Chuck Schumer Rails Against Lack of Legislation: 'McConnell's Senate Has Been A Big Black Hole'

Having passed a massive two-year budget agreement that will now head to the president's desk, which he's promised to sign, the Senate has officially adjourned for August recess and will shortly skip out of town for five-weeks.

But the chamber's minority leader, New York Democrat Chuck Schumer, took one last opportunity Thursday to voice frustration over his GOP counter-part: Majority Leader Mitch McConnell.

"Leader McConnell has turned what used to be the world's greatest deliberative body into a legislative graveyard, your perfect compliment to our get-nothing-done president," Schumer said of the Kentucky Republican.

Schumer lambasted McConnell for a host of issues, including on lack of legislative progress that's occurred in the upper chamber this year and his recent move to block several election security bills in the wake of former special counsel Robert Mueller's warning that Russia still seeks to subvert U.S. elections.

"Leader McConnell's Senate has been a big, black hole. There has not been a single bill open for amendment all year—not one bill," Schumer told reporters. "In the minority, Leader McConnell would complain bitterly about the same procedural tactics and said he'd run things differently. Let me tell you, Minority Leader McConnell would be aghast at how Majority Leader McConnell is running the Senate."

Schumer Rails against McConnell black hole
Senate Minority Leader Chuck Schumer (D-NY) answers questions following a vote on the budget agreement August 1 in Washington, DC. Photo by Win McNamee/Getty

Since GOP leadership invoked the so-called "nuclear option" in April to speed up the process in which federal judges nominated by Trump can be confirmed, the chamber has focused little on legislation. The frustration over a lack of major bills being passed has even frustrated some Republicans. McConnell takes pride in killing any Democratic-led measure that comes from the House, calling himself the "Grim Reaper" of what he considers a "socialist agenda."

Schumer also said he believes that "the pressure will continue to mount on Republican senators, especially Leader McConnell, and they will be forced to join us and taking meaningful action on election security this fall." However, he's "not naive. I don't think Leader McConnell will change his behavior overnight," Schumer added.
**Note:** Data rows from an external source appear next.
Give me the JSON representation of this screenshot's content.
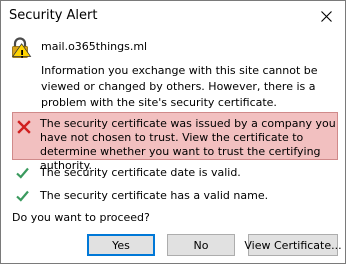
{
  "window": {
    "title": "Security Alert",
    "close_icon": "close-icon"
  },
  "site": {
    "name": "mail.o365things.ml",
    "icon": "certificate-warning-icon"
  },
  "info": "Information you exchange with this site cannot be viewed or changed by others. However, there is a problem with the site's security certificate.",
  "error": {
    "icon": "red-x-icon",
    "color": "#f2c0c0",
    "text": "The security certificate was issued by a company you have not chosen to trust. View the certificate to determine whether you want to trust the certifying authority."
  },
  "checks": [
    {
      "icon": "green-check-icon",
      "text": "The security certificate date is valid."
    },
    {
      "icon": "green-check-icon",
      "text": "The security certificate has a valid name."
    }
  ],
  "question": "Do you want to proceed?",
  "buttons": {
    "yes": "Yes",
    "no": "No",
    "view": "View Certificate...",
    "accent": "#0078d7"
  }
}
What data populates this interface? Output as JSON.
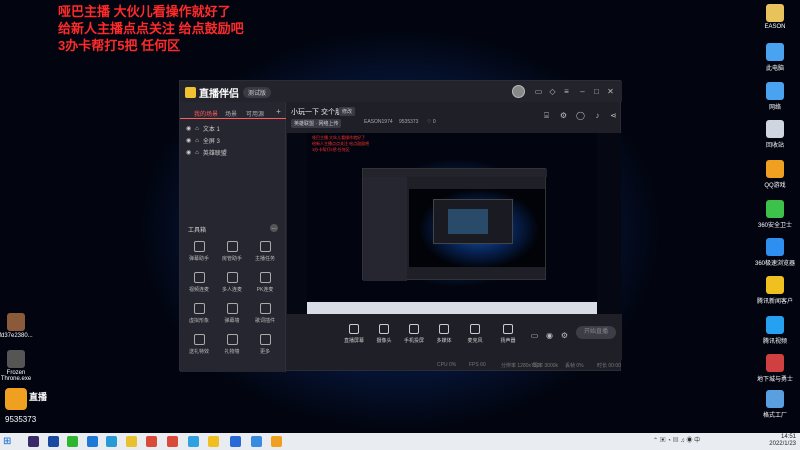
{
  "overlay": {
    "line1": "哑巴主播 大伙儿看操作就好了",
    "line2": "给新人主播点点关注 给点鼓励吧",
    "line3": "3办卡帮打5把 任何区"
  },
  "desktop_icons_right": [
    {
      "label": "EASON",
      "icon": "folder-icon",
      "color": "#e8c25a"
    },
    {
      "label": "此电脑",
      "icon": "computer-icon",
      "color": "#4aa3f0"
    },
    {
      "label": "网络",
      "icon": "network-icon",
      "color": "#4aa3f0"
    },
    {
      "label": "回收站",
      "icon": "recycle-bin-icon",
      "color": "#cfd6e0"
    },
    {
      "label": "QQ游戏",
      "icon": "qq-game-icon",
      "color": "#f0a020"
    },
    {
      "label": "360安全卫士",
      "icon": "shield-icon",
      "color": "#3cc24a"
    },
    {
      "label": "360极速浏览器",
      "icon": "browser-icon",
      "color": "#2f8ff0"
    },
    {
      "label": "腾讯新闻客户",
      "icon": "news-icon",
      "color": "#f0c020"
    },
    {
      "label": "腾讯视频",
      "icon": "video-icon",
      "color": "#26a0f0"
    },
    {
      "label": "地下城与勇士",
      "icon": "game-icon",
      "color": "#d04040"
    },
    {
      "label": "格式工厂",
      "icon": "factory-icon",
      "color": "#5aa0e0"
    }
  ],
  "desktop_icons_left": [
    {
      "label": "fd37e2380...",
      "icon": "file-icon",
      "color": "#8a5a3a"
    },
    {
      "label": "Frozen Throne.exe",
      "icon": "warcraft-icon",
      "color": "#555"
    }
  ],
  "watermark": {
    "id": "9535373"
  },
  "app": {
    "logo": "直播伴侣",
    "badge": "测试版",
    "tabs": [
      "我的场景",
      "场景",
      "可用源"
    ],
    "scenes": [
      "文本 1",
      "全屏 3",
      "英雄联盟"
    ],
    "tools_title": "工具箱",
    "tools": [
      "弹幕助手",
      "房管助手",
      "主播任务",
      "视频连麦",
      "多人连麦",
      "PK连麦",
      "虚拟形象",
      "弹幕墙",
      "歌词插件",
      "送礼特效",
      "礼物墙",
      "更多"
    ],
    "header_title": "小玩一下 交个朋友",
    "header_tag": "修改",
    "header_info": [
      "英雄联盟 · 网络上传",
      "EASON1974",
      "9535373",
      "0"
    ],
    "bottom_buttons": [
      "直播屏幕",
      "摄像头",
      "手机投屏",
      "多媒体",
      "麦克风",
      "扬声器"
    ],
    "go_live": "开始直播",
    "status": [
      "CPU 0%",
      "FPS 60",
      "分辨率 1280x720",
      "码率 3000k",
      "丢帧 0%",
      "时长 00:00"
    ]
  },
  "taskbar": {
    "time": "14:51",
    "date": "2022/1/23"
  }
}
Senate Republicans have blocked various pieces of legislation four times since Mueller testified to House panels last week, which would require, among other things, candidates, campaign officials and their family members to notify the FBI and the Federal Election Commission within 24 hours if they receive or are offered foreign contributions, post-election audits, back-up paper ballots, more safeguards in electronic voting machines and provide hundreds of millions of dollars to states to beef up security and infrastructure.
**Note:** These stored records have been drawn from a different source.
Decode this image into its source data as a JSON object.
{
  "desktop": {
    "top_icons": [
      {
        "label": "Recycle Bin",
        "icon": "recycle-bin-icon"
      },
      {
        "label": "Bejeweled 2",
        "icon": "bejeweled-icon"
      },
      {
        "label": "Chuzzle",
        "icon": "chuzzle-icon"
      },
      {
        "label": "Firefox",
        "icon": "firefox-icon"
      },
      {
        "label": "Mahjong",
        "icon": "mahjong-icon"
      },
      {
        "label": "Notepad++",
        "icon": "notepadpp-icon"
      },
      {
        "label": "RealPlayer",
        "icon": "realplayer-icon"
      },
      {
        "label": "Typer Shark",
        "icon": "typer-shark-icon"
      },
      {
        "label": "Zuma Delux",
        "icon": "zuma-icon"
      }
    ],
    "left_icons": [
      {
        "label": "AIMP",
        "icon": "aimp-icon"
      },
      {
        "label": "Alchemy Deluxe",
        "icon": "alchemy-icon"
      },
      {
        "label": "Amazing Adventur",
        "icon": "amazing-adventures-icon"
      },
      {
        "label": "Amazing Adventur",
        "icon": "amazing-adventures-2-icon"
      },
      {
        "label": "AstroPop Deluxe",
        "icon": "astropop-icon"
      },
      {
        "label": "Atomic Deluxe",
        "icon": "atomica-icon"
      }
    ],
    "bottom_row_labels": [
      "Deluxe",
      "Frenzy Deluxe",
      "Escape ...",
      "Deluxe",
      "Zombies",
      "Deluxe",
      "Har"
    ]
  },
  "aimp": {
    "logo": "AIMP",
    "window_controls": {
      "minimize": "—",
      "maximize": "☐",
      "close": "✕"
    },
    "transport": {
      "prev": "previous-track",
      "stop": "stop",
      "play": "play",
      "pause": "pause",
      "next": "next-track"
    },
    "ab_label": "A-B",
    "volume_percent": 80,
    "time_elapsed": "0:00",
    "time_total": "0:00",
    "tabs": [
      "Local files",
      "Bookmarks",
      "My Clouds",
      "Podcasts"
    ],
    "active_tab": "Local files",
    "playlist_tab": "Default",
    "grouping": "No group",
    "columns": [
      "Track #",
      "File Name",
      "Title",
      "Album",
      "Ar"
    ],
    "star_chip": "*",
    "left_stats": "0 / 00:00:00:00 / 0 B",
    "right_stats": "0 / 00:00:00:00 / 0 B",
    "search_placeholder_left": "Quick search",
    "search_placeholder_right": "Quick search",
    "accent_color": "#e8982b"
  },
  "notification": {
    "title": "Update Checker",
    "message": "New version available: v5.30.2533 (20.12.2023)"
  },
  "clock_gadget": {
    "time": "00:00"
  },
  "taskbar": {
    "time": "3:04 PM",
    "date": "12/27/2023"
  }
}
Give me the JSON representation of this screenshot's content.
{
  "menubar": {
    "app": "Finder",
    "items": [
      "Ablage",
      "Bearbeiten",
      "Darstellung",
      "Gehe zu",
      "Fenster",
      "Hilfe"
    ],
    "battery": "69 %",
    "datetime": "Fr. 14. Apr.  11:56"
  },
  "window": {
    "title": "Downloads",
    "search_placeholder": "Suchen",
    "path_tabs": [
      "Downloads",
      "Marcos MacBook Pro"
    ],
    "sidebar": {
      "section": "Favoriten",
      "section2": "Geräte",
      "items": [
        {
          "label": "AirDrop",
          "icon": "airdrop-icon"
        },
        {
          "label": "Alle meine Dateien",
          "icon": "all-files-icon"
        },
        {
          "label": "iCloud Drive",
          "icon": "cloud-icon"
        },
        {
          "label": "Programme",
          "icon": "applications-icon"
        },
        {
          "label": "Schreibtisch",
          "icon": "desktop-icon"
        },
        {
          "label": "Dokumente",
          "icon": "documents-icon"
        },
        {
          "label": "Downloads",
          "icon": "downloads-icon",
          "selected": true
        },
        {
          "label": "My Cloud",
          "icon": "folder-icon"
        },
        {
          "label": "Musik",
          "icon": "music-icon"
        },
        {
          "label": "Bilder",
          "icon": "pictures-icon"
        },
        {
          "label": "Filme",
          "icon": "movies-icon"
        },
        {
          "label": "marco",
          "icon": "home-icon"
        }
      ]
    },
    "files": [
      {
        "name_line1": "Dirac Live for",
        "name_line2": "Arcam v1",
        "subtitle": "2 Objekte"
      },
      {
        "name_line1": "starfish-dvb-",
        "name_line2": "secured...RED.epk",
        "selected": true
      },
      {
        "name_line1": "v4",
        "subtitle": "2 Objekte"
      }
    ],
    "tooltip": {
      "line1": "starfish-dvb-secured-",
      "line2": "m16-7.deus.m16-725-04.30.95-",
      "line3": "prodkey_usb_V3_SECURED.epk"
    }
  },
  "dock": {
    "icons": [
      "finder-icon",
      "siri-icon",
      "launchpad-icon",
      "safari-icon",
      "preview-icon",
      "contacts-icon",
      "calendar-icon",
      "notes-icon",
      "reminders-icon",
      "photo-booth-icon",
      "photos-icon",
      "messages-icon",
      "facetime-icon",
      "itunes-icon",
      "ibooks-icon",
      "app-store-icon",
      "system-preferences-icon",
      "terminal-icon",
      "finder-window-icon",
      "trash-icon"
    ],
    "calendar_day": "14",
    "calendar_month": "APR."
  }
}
McConnell has been one of the Republicans whose blocked a move by Senate Democrats to force votes on such legislation, causing the majority leader to be nicknamed "Moscow Mitch." He's railed against the election security bills as "highly partisan" and slammed his critics for practicing what he views as "modern-day McCarthyism."

"The smear that I am a 'Russian asset' ran in the opinion pages of The Washington Post. The accusation that I am 'un-American' was broadcast on MSNBC," McConnell protested on the Senate floor Monday in a longer-than-usual speech. "These people have worn out the volume knobs so badly that they have nothing left but the most unhinged smears. Welcome to the modern-day McCarthyism."

McConnell said that he and "every single member of the Senate" agrees Russia meddled—and continues to—in American elections. Mueller warned congressional lawmakers that Russia is "doing it as we sit here." But McConnell said he could not allow the election security bills to receive a vote because it was a stunt aimed at passing partisan legislation that only received one Republican vote in the House.

"These theatrical requests happen all the time in the Senate," he said. "This kind of objection is a routine occurrence in the Senate. It doesn't make Republicans traitors or un-American. It makes us policymakers with a different opinion."

"Here was my crime," McConnell quipped. "Bless me, for I have sinned."